Support for the Monitor. Editor's note: Many readers have responded with support and concern about recent staff changes at the Monitor. We are pleased to share a sampling of these letters.

Please do not water down the Monitor's valuable monitoring of the world. In this part of the country it is the only effective window through which I can learn about and understand what is happening on my favorite planet. Perry White, Moore, Okla.

Television and radio will never be able to provide what the daily newspaper provides to the public. My husband and I work long hours, getting up early and home late, so it isn't always possible for us to tune in to MonitoRadio. Since we live in an area that hasn't yet been supplied with cable television, we aren't able to watch the TV program ``World Monitor.'' But we do have a mailbox, and we know that the daily newspaper, The Christian Science Monitor, will always be available to us when we are ready to read it.

Unlike television and radio, the newspaper is able to go in depth with stories and provide more than quick superficial bits of information. The newspaper allows its readers the opportunity to go back and reread a point that seems particularly interesting. And the newspaper fits into my schedule, I don't have to fit into its schedule. Karen Terrell, Bow, Wash.

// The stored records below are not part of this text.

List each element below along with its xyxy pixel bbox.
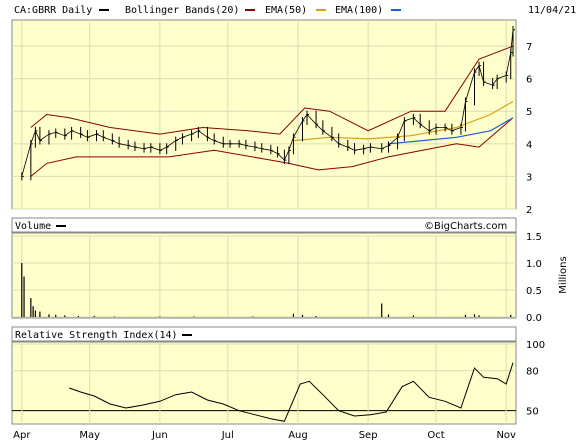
- volume-y-label: Millions: [558, 256, 569, 293]
- month-label: Jun: [151, 430, 168, 441]
- legend-label-ema100: EMA(100): [335, 5, 383, 16]
- price-tick-label: 5: [526, 107, 532, 118]
- month-axis: Apr May Jun Jul Aug Sep Oct Nov: [13, 430, 516, 441]
- legend-label-bollinger: Bollinger Bands(20): [125, 5, 239, 16]
- volume-title: Volume: [15, 221, 51, 232]
- volume-y-axis: 0.0 0.5 1.0 1.5: [526, 232, 542, 324]
- volume-tick-label: 0.0: [526, 313, 542, 324]
- price-tick-label: 3: [526, 172, 532, 183]
- month-label: Jul: [221, 430, 234, 441]
- rsi-tick-label: 50: [526, 407, 539, 418]
- volume-tick-label: 0.5: [526, 286, 542, 297]
- rsi-title: Relative Strength Index(14): [15, 330, 178, 341]
- month-label: Sep: [359, 430, 378, 441]
- month-label: May: [79, 430, 100, 441]
- volume-tick-label: 1.5: [526, 232, 542, 243]
- rsi-tick-label: 100: [526, 340, 545, 351]
- price-panel: [11, 19, 517, 210]
- price-tick-label: 7: [526, 42, 532, 53]
- price-y-axis: 2 3 4 5 6 7: [526, 42, 532, 216]
- price-tick-label: 6: [526, 75, 532, 86]
- rsi-tick-label: 80: [526, 367, 539, 378]
- chart-date: 11/04/21: [528, 5, 576, 16]
- chart-header: CA:GBRR Daily Bollinger Bands(20) EMA(50…: [14, 5, 576, 16]
- month-label: Oct: [427, 430, 444, 441]
- rsi-panel: [11, 341, 517, 425]
- rsi-y-axis: 50 80 100: [526, 340, 545, 418]
- watermark: ©BigCharts.com: [424, 221, 507, 232]
- price-tick-label: 4: [526, 140, 532, 151]
- month-label: Nov: [496, 430, 516, 441]
- month-label: Apr: [13, 430, 31, 441]
- volume-tick-label: 1.0: [526, 259, 542, 270]
- chart-symbol-title: CA:GBRR Daily: [14, 5, 92, 16]
- bigcharts-figure: CA:GBRR Daily Bollinger Bands(20) EMA(50…: [11, 5, 576, 441]
- legend-label-ema50: EMA(50): [265, 5, 307, 16]
- volume-panel: [11, 232, 517, 319]
- price-tick-label: 2: [526, 205, 532, 216]
- month-label: Aug: [288, 430, 308, 441]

I am disappointed that the Monitor has not given its readers more information about the recent editorial staff changes other than its official statement, ``To our readers,'' on the Nov. 16 editorial page. It was not until I read the news in another publication that I learned of the disagreements that led to the resignation of the former editor, Katherine W. Fanning. She has been an invaluable asset to the Monitor, leading its marked editorial improvement since she became editor.

It is unfortunate that the Monitor cannot report on itself in as fine and unbiased a manner as it does on the daily news. I hope that Ms. Fanning's departure does not signal a wavering in the Monitor's drive to be a world-class newspaper. Jeffrey Freas, Evanston, Ill.

I am concerned by published accounts of recent events at the Monitor that this valuable teaching resource is in jeopardy. The Monitor is a national educational treasure. I know every effort will be made to maintain the high standards of world coverage that the paper, almost uniquely among American dailies, has set. I wish you every success in that effort. David Speak, Statesboro, Ga., Associate Professor of Political Science Georgia Southern College

Reports about the troubles at the Monitor have really frightened me. I feel as sad as if my closest friend was dying. Although I have not been a subscriber until the last few years, I have been reading the Monitor in libraries and reading rooms for years; it has become one of the only truly reliable sources of truth in this world of ``Teflon presidents,'' TV preachers, and inside traders. Five days a week the Monitor came to my door and gave me the feeling that here was something that could be counted on not to deceive me. Douglas Overland, Minneapolis

The world needs the Monitor as never before. It gives the news against a background of history and brings a thoughtful perspective to the analysis of current events. This approach encourages thinking on the part of readers. Deeper understanding of the significance of what's happening on the world scene is a must. Carol C. Lindsey, Boston

I would hope you would regard continuation of the unabridged Monitor as a virtual public trust on behalf of Americans seeking a reliable, unbiased, and informed source of information on and insight into national and world events. John Douglas Irvine, Hamden, Conn.

I've learned so much through the Monitor. My files are full of treasured Monitor articles, ready for reference when I am writing or thinking about diverse topics. There's a permanence to the printed word which undergirds continuity in the human endeavor. So here are best wishes for your future. I know that things have to change from time to time, but I hope that the essential spirit of the Monitor will survive in a way that continues to nourish the souls of readers like me. Alice Skinner, St. George, Maine

The ministry for good that the Monitor provides far exceeds its dollar value. Indeed, we would even suggest that the Monitor is a force for stability, understanding, and peace in our chaotic world. Don and Kay Weaver, Greencastle, Ind.

Through the Monitor's good offices I've been kept informed of what is going on all over the world in terms of people. Wars and famines are not just statistics, they are human events, happening to families and children. And always there are the heartening reports of the positive efforts, often made on a small scale by thoughtful and good-hearted people, to bring about change and healing. The Monitor occupies a unique position in American publishing. No other daily paper offers readers such in-depth news analysis, especially of international issues. Benjamin Benford, Tuskegee, Ala.